Société

Les bleus, miroir fragile et imparfait de la France

Pour El Pais, quotidien généraliste espagnol, Marc Bassets revient sur l’équipe de France de football qui reflète l’histoire coloniale du pays et les débats cycliques sur son identité sous le titre « Les bleus, miroir fragile et imparfait de la France ».

La diversité de l’équipe de football incite à une réflexion accrue – la présence des minorités plus grande dans ce sport que dans le reste de la société – sur l’intégration dans ce pays au long passé colonial et souligne, en revanche, la faible présence de ces citoyens au sein de la classe dirigeante française.

Les bleus ont toujours été, dans l’imaginaire républicain, l’écran sur lequel étaient projetées les obsessions sur l’identité nationale. Quand tout se passe bien – en équipe nationale – le football représente un idéal. Quand ça tourne mal, il résume tous les dysfonctionnements de la société.

Ces joueurs sont français, tout comme Kopa, Platini, Fernandez…

 » Vous pourriez étudier l’histoire sociale de la France à travers le football », explique l’écrivain Abdourahman Waberi, né à Djibouti et professeur à l’Université George Washington. « Dans les années 1950, il y avait des joueurs avec des noms polonais : les gens du nord et de l’est de la France, les bassins ouvriers. Puis sont arrivés les Italiens. Dans les équipes des années 70 et 80, on voit des noms italiens et espagnols. Et à partir du milieu des années 80 et 90 les enfants de l’Afrique postcoloniale « .

« Réduire l’équipe de France à l’immigration peut conduire à des malentendus. Ces joueurs sont français, tout comme le polonais Kopa, l’italien Platini, l’espagnol Fernandez … Certains sont des enfants ou petits-enfants d’immigrés.

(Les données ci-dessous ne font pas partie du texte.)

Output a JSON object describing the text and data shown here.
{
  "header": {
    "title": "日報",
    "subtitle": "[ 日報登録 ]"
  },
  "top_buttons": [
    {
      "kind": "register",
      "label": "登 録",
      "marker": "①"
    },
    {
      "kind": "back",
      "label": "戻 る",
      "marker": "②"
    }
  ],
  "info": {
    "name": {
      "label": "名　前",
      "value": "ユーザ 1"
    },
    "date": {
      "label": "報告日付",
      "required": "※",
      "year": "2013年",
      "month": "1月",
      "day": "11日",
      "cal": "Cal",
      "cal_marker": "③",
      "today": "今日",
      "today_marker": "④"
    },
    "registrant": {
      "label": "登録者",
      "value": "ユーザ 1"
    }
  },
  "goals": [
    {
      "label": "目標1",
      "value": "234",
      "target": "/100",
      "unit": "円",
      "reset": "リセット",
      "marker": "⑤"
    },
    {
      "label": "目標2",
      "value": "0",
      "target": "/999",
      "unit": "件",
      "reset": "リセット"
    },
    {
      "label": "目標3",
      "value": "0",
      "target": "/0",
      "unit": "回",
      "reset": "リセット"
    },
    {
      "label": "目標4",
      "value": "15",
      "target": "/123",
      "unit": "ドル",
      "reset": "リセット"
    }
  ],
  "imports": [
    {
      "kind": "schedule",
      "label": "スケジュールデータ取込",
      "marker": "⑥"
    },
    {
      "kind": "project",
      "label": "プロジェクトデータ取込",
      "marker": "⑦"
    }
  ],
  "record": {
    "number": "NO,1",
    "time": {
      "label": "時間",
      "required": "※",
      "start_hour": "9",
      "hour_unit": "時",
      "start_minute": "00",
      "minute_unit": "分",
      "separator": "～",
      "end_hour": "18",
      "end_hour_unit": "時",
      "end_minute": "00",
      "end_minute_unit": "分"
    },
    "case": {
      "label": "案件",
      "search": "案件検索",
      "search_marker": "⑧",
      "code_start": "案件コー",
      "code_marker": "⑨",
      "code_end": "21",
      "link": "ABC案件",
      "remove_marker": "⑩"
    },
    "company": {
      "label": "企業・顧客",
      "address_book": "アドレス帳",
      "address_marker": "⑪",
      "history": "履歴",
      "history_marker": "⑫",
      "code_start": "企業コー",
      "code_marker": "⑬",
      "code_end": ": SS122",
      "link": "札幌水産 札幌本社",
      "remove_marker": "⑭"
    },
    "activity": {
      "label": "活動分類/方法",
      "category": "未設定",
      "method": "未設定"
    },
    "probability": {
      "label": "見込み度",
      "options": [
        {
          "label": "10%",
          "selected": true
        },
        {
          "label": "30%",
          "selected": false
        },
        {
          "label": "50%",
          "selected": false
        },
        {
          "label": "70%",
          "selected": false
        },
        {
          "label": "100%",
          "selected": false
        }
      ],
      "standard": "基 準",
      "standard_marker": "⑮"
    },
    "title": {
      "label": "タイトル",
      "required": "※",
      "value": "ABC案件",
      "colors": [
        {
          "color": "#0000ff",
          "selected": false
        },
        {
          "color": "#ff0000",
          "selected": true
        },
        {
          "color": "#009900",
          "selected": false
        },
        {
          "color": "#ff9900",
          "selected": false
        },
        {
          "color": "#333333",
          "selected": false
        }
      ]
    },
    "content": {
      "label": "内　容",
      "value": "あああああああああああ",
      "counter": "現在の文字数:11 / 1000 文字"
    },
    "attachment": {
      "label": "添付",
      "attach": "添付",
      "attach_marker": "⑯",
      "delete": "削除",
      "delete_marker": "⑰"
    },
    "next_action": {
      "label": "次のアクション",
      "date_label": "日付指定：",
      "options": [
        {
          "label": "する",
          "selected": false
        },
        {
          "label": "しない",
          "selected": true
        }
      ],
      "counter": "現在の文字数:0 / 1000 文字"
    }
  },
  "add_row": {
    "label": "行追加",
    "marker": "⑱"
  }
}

D’autres, sont nés dans des territoires comme les Antilles, qui ont appartenu à la France depuis le XVIIe siècle, tandis que, comme le rappelle Waberi, Nice n’est annexée à la France que depuis un siècle et demi « .

Il est vrai que ces équipes – la France, mais aussi la Belgique et l’Angleterre, pour ne considérer que les demi-finalistes du Mondial en Russie – sont la preuve d’une Europe multiethnique. Ce sont des états qui, au moins sur le papier, ont offert, chacun avec des modèles différents, des moyens d’intégrer les vagues successives d’immigrants. Les États-Unis  correspondent également à ce modèle qu’on appellerait maintenant des « démocraties libérales ».

Dans le cas français, le reflet de la sélection n’a jamais été parfait, voire souvent trouble. Il y a 20 ans, la France remportait la Coupe du Monde et vivait une idylle avec la sélection black-blanc-beur de Zidane, un jeu de mots aux couleurs du drapeau, transformé en noir-blanc-arabe.

Trois ans plus tard, il y a eu l’episode des sifflets contre La Marseillaise lors d’un match France-Algérie au Stade de France, que certains ont vécu comme un affront… Et en 2002, Jean-Marie Le Pen, hostile à l’identité noir-blanc-beur, atteignait le second tour des élections présidentielles (sa fille, en 2017, a réitéré cette performance et obtenu plus de 10 millions de voix).

Les soubresauts n’ont pas cessé. En 2005, après les émeutes des banlieues, l’intellectuel Alain Finkielkraut regrettait que l’équipe française soit «noire-noire-noire, ce qui provoque des moqueries dans toute l’Europe». L’exclusion, toujours en vigueur, de Karim Benzema en équipe nationale, a amené le joueur à suggérer l’existence d’un lobby raciste, bien que la raison officielle de son éviction soit son implication présumée dans une obscure histoire de chantage sexuel. La faible proportion de descendants algériens dans la sélection a également conduit certains commentateurs il y a quelques années à se demander : «Où sont les Arabes?»

Pour 12 députés élus, en Seine St Denis il n’y en a qu’un issu de l’immigration

Il semblerait que les victoires en Russie et la bonne ambiance chez les Bleus aient écarté toute controverse cette fois. Le football devient alors une forme de pédagogie : apprendre que François ou Zinedine sont tous deux citoyens français.

« L’équipe de 98 ou celle d’aujourd’hui est la France, parce que la France est un condensé de toutes les vagues successives arrivées au cours du XXe siècle», explique William Gasparini, sociologue et professeur à l’Université de Strasbourg. Il ajoute : « La diversité que nous voyons dans le football de haut niveau n’est pas reproduite en politique. Si vous regardez les députés du département de la Seine-Saint-Denis, avec une forte immigration, il y a peu de députés issus de l’immigration.  » Pour 12 députés élus, il n’ y en a qu’un, et ce dans le district de la banlieue par excellence, d’où viennent plusieurs bleus, y compris le nouveau héros, le véloce Kylian Mbappé.

Il reste encore du chemin à parcourir.